Cela reste de la mise en scène, évidemment, et n’a pas
de valeur de preuve concernant leurs rapports entre eux. Mais il est
intéressant de noter que cette image d’un groupe uni dans la gloire est
utilisée à deux reprises dans les derniers clips sortis, après un Haifisch où
ils mettaient en scène des tensions (à la limite de la folie meurtrière) et un
Mein Herz Brennt où on voyait un groupe en tenue de clochards s’éloigner d’un hôpital
en flammes. Il semblerait qu’ils veuillent marquer leur retour par le sceau de
la gloire.
CONCLUSION
Il y a tout de même quelques défauts à trouver au
clip. Le montage, qui confond rapidité et rythme, anéantit parfois l’ambiance,
ce qui est particulièrement dommage pour les passages comiques, pour lesquels
le spectateur n’a pas le temps de rire. Cependant, cela rend aussi la recherche
des références diverses assez trépidante, collant une auréole de mystère au
clip pour le spectateur qui regarde juste par curiosité. En outre, on peut
trouver que le clip verse un peu trop dans la provocation facile, notamment à
cause du teaser, qui surfe sur la manière dont réagissent médias et public de
nos jours – souvent de manière disproportionnée, sans jamais prendre le temps
de la réflexion, de la vérification des faits.

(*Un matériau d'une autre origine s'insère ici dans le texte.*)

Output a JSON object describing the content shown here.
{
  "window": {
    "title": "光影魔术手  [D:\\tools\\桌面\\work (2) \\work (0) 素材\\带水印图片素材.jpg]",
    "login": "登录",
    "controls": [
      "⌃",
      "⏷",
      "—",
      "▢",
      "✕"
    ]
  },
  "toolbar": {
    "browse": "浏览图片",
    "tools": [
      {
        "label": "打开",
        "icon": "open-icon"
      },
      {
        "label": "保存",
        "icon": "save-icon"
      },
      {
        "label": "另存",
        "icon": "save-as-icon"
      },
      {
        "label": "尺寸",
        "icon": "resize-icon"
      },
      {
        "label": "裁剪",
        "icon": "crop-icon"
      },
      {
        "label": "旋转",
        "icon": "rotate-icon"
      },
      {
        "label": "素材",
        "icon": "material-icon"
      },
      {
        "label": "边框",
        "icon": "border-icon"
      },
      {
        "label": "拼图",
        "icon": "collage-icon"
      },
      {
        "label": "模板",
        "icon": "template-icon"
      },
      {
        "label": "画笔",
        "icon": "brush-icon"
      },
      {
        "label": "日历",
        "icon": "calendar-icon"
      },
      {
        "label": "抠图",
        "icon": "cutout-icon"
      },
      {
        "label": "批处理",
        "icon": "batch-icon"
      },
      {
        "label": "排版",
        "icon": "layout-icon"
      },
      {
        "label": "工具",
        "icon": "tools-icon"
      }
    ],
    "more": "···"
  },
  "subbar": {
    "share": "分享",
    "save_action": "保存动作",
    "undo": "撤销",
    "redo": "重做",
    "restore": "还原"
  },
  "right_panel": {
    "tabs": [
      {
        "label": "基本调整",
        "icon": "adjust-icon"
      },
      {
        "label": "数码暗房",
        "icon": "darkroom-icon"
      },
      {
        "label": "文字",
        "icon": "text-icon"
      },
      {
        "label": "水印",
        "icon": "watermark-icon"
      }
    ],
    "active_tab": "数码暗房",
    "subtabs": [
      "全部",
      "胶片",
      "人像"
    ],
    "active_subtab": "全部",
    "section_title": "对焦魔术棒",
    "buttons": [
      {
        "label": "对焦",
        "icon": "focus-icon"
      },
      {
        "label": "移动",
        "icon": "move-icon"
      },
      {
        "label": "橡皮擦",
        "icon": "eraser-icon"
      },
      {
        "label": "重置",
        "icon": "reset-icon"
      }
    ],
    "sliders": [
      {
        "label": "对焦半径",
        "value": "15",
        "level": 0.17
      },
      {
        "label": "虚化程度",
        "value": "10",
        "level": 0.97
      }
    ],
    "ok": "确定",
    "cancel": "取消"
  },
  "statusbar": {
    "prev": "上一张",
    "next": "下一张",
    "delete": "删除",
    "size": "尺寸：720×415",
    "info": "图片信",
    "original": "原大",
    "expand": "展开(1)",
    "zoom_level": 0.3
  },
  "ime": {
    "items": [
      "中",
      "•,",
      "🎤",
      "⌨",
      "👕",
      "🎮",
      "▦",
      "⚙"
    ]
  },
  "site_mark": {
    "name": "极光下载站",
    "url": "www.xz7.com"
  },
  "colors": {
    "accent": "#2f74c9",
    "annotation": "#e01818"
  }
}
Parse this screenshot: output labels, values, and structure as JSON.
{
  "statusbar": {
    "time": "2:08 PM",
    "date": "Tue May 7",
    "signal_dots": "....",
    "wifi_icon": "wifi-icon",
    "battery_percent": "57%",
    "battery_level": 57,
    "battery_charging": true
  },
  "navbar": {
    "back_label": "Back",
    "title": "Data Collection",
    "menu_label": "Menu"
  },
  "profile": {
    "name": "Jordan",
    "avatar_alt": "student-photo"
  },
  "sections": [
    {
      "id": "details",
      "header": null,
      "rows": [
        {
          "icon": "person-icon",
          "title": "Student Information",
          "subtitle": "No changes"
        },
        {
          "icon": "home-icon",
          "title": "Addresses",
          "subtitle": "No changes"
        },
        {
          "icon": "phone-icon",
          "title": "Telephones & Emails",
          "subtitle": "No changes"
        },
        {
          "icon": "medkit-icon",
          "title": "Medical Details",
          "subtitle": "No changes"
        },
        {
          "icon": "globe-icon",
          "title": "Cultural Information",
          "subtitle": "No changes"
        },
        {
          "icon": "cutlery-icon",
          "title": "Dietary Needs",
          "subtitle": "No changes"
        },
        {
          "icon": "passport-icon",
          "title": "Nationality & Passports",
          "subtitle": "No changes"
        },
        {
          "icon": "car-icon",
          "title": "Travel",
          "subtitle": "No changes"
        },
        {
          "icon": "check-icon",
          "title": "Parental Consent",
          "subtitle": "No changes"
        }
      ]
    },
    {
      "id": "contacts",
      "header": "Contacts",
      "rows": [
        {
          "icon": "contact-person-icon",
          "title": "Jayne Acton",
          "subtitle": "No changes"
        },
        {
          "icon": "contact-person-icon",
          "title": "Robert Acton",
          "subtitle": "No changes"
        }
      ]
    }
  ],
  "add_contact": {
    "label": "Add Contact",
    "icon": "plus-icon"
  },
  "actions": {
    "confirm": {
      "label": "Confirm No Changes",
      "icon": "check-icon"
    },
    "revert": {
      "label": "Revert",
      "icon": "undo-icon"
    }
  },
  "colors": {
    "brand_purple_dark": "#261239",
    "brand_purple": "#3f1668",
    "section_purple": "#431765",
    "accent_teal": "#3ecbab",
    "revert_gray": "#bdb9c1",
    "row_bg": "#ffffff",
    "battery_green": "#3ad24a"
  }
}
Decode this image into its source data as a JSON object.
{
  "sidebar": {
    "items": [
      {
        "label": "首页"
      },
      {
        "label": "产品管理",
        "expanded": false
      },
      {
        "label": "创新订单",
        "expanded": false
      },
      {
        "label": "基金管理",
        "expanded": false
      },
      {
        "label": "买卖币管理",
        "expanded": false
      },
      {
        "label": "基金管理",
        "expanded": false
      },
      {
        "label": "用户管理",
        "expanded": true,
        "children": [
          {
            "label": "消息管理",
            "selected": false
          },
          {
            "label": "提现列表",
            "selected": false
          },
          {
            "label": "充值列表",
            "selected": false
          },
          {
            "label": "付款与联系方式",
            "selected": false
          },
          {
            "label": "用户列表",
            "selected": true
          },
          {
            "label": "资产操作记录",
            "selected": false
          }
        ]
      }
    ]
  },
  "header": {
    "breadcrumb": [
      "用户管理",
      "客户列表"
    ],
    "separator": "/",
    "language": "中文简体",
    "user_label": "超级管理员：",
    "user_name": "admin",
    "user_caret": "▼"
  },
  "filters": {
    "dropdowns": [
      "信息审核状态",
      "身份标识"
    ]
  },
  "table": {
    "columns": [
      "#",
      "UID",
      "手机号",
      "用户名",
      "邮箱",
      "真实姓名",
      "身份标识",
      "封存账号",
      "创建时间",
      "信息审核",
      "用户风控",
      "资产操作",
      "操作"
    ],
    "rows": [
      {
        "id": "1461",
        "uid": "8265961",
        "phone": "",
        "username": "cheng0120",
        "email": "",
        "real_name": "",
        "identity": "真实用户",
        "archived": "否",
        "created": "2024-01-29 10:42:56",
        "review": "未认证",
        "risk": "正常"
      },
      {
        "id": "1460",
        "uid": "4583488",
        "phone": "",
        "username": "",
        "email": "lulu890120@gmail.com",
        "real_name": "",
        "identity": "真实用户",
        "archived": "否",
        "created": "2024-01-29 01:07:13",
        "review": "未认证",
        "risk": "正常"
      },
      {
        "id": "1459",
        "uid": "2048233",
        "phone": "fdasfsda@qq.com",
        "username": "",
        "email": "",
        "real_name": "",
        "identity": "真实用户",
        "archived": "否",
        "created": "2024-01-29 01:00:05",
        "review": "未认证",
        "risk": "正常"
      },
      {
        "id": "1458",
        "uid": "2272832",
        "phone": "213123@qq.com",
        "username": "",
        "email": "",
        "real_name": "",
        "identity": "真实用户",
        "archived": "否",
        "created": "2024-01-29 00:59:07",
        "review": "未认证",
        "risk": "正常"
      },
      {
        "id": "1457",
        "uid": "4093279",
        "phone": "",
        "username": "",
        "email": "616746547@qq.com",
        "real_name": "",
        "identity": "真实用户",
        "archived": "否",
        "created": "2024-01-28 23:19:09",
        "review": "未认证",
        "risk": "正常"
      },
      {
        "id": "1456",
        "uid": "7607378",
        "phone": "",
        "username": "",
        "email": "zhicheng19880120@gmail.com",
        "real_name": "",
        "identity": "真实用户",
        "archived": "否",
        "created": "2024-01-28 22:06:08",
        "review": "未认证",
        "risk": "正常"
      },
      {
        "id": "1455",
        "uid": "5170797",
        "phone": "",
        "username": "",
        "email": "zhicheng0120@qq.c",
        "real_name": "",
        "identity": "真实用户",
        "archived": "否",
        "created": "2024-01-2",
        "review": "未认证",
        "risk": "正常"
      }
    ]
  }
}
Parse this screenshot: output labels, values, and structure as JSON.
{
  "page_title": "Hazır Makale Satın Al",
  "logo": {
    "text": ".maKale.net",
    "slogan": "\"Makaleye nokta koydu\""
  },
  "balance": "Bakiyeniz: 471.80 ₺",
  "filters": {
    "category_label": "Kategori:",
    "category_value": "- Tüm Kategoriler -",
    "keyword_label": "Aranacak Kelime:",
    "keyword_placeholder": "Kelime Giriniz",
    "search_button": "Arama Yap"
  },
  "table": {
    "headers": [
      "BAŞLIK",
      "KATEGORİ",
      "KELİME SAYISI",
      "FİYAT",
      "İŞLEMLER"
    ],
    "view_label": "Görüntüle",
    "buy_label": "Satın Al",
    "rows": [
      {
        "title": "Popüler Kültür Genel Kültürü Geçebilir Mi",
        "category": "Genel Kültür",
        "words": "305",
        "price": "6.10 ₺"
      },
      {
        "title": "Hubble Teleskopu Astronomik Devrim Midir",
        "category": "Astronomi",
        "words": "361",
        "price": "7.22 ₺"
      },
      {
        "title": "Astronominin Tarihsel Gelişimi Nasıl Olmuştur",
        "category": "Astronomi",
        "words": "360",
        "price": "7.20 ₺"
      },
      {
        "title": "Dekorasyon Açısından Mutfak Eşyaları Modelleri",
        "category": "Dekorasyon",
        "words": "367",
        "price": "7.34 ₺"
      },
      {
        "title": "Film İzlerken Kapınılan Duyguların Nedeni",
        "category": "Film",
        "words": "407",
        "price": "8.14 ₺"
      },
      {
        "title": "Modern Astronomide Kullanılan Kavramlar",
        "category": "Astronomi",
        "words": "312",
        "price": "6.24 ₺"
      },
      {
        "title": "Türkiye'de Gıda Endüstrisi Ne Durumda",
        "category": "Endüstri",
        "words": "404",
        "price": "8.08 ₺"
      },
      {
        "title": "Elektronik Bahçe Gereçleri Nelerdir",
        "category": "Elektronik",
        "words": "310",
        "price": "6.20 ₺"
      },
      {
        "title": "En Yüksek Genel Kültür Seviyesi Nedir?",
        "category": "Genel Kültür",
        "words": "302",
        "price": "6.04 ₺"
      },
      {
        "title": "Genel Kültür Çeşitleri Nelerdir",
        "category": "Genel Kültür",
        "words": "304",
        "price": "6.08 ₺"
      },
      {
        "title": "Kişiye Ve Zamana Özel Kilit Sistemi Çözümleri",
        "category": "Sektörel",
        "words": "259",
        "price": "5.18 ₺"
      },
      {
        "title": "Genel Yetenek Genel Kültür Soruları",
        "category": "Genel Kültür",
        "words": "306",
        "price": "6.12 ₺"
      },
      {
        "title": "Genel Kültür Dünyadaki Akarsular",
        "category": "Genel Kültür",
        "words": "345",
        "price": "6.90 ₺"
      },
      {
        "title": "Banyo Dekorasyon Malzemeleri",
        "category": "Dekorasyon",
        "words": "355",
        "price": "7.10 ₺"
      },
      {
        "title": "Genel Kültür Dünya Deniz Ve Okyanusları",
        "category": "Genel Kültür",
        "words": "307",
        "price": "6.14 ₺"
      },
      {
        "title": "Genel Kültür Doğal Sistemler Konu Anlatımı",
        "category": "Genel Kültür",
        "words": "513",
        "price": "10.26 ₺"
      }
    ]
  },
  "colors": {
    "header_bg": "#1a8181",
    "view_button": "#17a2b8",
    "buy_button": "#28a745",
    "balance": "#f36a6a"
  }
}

Or, il est vraiment audacieux de
la part du groupe de choisir un fait de société comme thème principal pour leur
clip, surtout après avoir habitué les fans aux clips sans fond, bien fichus mais
juste drôles, ou aux représentations de faits divers, qui peuvent être osées,
mais n’engagent à rien. Le groupe avait jusque-là sciemment évité certains aspects
de l’Histoire allemande, craignant sûrement les accusations qui fusaient même lorsque
la provocation était visiblement légère. Avec Deutschland, ils décident d’attaquer
frontalement un sujet controversé pour mettre en scène un rapport très maladif
à sa propre identité allemande, définie par la violence, la manigance et l’absurdité,
à une époque où les nationalismes se propagent en Europe. Et ils font ceci en
déployant beaucoup de moyens, en affichant un souci du détail, alors qu’après l’annonce
de leur tournée des stades, sold out en très peu de temps, ils n’ont plus
grand-chose à prouver.
Ces efforts sont vraiment tout à leur honneur.